We processed a pocket sample and the central-plateau sample in our field laboratory to assess the collector's performance. The material in the filters was backflushed into a stack of stainless steel sieves, using well water, and sorted into 53-106-µm, 106-250-µm, 250-425-µm, and more than 425-µm size fractions. Most of the materials in the samples were rust grains, derived from the well pump. Wood fragments and copper weld droplets were also found. To assess the meteoritic component, we removed all spherical particles from the 250-425-µm size fraction using a binocular microscope. Cosmic spherules were then separated optically by their surface texture and color.

Upon our return to Hanover, New Hampshire, a subset of these spherules were mounted in epoxy and sectioned. Both their distinctive mineralogy and bulk chemistry indicate they are extraterrestrial. We found the full range of expected morphologies for cosmic spherules from glass spherules to unmelted particles. Silicate spherules having barred olivine textures are the most common type.

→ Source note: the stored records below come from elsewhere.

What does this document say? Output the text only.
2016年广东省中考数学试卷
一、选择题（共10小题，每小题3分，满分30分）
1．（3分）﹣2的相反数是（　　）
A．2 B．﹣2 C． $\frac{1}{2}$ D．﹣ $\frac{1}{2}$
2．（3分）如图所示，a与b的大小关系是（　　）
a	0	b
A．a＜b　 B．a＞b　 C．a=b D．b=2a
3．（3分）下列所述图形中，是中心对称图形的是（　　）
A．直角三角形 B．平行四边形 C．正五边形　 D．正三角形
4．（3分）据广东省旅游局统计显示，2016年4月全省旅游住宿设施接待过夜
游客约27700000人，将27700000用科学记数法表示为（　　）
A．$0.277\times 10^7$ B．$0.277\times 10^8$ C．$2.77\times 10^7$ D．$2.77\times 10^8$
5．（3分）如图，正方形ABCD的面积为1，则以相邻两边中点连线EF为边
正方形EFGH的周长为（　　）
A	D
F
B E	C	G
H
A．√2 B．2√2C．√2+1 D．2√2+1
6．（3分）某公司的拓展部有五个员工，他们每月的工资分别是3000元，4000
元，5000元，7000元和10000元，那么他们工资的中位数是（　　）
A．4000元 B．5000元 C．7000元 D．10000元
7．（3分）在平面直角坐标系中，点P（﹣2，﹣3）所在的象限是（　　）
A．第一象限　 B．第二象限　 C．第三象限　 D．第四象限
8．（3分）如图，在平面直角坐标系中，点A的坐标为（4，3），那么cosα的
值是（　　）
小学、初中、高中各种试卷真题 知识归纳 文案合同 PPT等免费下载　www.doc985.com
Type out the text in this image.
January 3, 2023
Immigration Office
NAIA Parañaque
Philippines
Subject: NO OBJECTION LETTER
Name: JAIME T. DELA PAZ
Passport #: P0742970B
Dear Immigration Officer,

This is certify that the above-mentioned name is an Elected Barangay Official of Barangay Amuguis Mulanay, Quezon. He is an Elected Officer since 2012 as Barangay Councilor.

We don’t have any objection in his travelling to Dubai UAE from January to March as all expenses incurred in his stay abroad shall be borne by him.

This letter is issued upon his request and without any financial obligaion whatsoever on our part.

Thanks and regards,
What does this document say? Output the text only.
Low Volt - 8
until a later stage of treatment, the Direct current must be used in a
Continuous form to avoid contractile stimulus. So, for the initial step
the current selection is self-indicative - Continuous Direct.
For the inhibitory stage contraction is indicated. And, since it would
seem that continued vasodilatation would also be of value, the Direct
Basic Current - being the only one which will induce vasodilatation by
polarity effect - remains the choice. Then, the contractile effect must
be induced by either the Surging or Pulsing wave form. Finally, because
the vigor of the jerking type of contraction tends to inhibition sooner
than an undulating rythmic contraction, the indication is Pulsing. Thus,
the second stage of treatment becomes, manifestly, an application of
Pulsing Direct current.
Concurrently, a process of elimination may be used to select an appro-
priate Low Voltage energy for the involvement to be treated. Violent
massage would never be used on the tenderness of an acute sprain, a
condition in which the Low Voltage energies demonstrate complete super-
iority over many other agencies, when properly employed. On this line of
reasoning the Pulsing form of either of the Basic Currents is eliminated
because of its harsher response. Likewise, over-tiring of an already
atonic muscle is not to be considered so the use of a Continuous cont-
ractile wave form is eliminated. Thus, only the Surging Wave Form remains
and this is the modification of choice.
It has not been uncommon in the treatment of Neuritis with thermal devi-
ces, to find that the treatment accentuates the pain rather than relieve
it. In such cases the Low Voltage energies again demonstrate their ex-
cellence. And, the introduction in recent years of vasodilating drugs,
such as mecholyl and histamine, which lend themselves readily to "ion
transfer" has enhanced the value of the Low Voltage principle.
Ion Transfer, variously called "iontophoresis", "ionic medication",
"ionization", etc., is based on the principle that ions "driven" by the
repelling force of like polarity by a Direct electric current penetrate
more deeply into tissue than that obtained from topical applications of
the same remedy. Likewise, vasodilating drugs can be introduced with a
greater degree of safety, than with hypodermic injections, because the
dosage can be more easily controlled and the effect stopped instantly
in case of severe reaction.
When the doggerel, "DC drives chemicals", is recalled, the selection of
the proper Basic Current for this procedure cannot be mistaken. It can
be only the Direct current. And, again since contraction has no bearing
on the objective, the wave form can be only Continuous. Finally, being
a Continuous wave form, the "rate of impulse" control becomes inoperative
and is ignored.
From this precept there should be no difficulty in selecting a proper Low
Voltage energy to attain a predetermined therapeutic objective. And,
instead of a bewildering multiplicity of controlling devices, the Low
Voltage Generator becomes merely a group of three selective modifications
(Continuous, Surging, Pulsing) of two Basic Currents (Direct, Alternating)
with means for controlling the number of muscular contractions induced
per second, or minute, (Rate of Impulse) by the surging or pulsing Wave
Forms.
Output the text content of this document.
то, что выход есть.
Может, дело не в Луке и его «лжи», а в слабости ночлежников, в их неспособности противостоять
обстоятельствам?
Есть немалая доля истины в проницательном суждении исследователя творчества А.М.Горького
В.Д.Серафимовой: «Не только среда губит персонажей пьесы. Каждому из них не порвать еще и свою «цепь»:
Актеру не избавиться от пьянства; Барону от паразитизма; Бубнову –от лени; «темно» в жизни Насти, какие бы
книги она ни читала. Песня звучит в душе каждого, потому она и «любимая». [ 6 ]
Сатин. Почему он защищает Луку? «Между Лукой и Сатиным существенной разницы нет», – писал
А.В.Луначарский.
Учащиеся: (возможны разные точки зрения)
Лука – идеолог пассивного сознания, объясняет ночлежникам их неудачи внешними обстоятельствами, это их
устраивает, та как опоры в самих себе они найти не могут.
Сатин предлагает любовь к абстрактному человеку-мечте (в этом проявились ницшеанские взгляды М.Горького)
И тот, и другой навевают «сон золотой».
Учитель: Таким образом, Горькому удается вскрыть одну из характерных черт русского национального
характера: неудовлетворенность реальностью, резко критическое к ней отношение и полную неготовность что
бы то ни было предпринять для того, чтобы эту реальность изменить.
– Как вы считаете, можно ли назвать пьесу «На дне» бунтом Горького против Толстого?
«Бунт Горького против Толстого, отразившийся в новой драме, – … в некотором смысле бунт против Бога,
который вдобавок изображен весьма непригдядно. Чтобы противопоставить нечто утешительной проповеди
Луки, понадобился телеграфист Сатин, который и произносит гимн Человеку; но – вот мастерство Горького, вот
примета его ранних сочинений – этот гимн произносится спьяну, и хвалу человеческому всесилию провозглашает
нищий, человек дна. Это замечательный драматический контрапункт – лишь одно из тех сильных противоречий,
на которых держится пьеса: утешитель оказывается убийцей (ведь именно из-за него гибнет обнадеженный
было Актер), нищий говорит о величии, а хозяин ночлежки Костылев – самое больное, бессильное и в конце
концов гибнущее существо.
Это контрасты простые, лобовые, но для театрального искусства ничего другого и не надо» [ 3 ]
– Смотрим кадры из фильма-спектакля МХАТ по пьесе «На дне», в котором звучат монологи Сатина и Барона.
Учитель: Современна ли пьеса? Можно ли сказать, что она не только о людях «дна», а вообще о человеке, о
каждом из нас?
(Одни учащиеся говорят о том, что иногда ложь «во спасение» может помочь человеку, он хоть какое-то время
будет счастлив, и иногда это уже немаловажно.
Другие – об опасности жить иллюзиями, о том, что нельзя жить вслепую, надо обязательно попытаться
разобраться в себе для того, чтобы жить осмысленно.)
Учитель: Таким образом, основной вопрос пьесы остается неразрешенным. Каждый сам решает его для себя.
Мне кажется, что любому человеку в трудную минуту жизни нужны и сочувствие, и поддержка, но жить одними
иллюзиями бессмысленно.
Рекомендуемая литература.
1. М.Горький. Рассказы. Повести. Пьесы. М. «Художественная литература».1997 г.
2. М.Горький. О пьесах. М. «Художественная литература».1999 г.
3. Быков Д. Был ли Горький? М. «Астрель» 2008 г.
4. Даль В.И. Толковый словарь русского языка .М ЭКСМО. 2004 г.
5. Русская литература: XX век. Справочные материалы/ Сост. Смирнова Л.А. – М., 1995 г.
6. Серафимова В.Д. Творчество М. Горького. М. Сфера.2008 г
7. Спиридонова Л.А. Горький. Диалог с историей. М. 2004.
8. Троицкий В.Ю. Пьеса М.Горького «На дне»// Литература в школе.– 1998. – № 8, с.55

About 0.1 percent of the 250-425-µm size fraction of both samples examined were cosmic spherules. If this percentage represents the fraction of meteoritic material in all our samples, we will have about 0.2 grams of micrometeorites. For two reasons, however, we think this value is a minimum. First, we have not counted unmelted micrometeorites. These were abundant in the melted blue antarctic ice (Maurette et al. 1991), and we therefore expect to find many unmelted micrometeorites in our samples. Second, the melted meteoritic content was greater (0.2 percent) in a subsample of the 106-250-µm size fraction, the size fraction that also contains the largest total mass collected. Thus, the five SPWW samples should contain the world's largest collection of micrometeorites. The combination of a large number of micrometeorites of known depositional age makes the SPWW a unique and valuable source of micrometeorites.

We thank John Rand for his invaluable information about the well and Michael Shandrick of Antarctic Support Associates for assisting us at South Pole. This work was funded by the National Science Foundation grant OPP 93-16715; Julie Palais is our project monitor.


Kuivinen K.C., B.R. Koci, G.W. Holdsworth, and A.J. Gow. 1982. South Pole ice core drilling, 1981-1982, Antarctic Journal of the U.S., 27(5), 89-91.

Love S.G., and D.E. Brownlee. 1993. A direct measurement of the terrestrial mass accretion rate of cosmic dust. Science, 262, 550-553.

Maurette M., C. Olinger, M. Christophe, G. Kurat, M. Pourchet, F. Brandstatter, and M. Bourot-Denise. 1991. A collection of diverse micrometeorites recovered from 100 tonnes of antarctic blue ice. Nature, 351, 44.

Taylor S., J.H. Lever, R.P. Harvey, and J. Govoni. In press. Collecting micrometeorites from the South Pole water well (CRREL report). Hanover, N.H.: Cold Regions Research and Engineering Laboratory.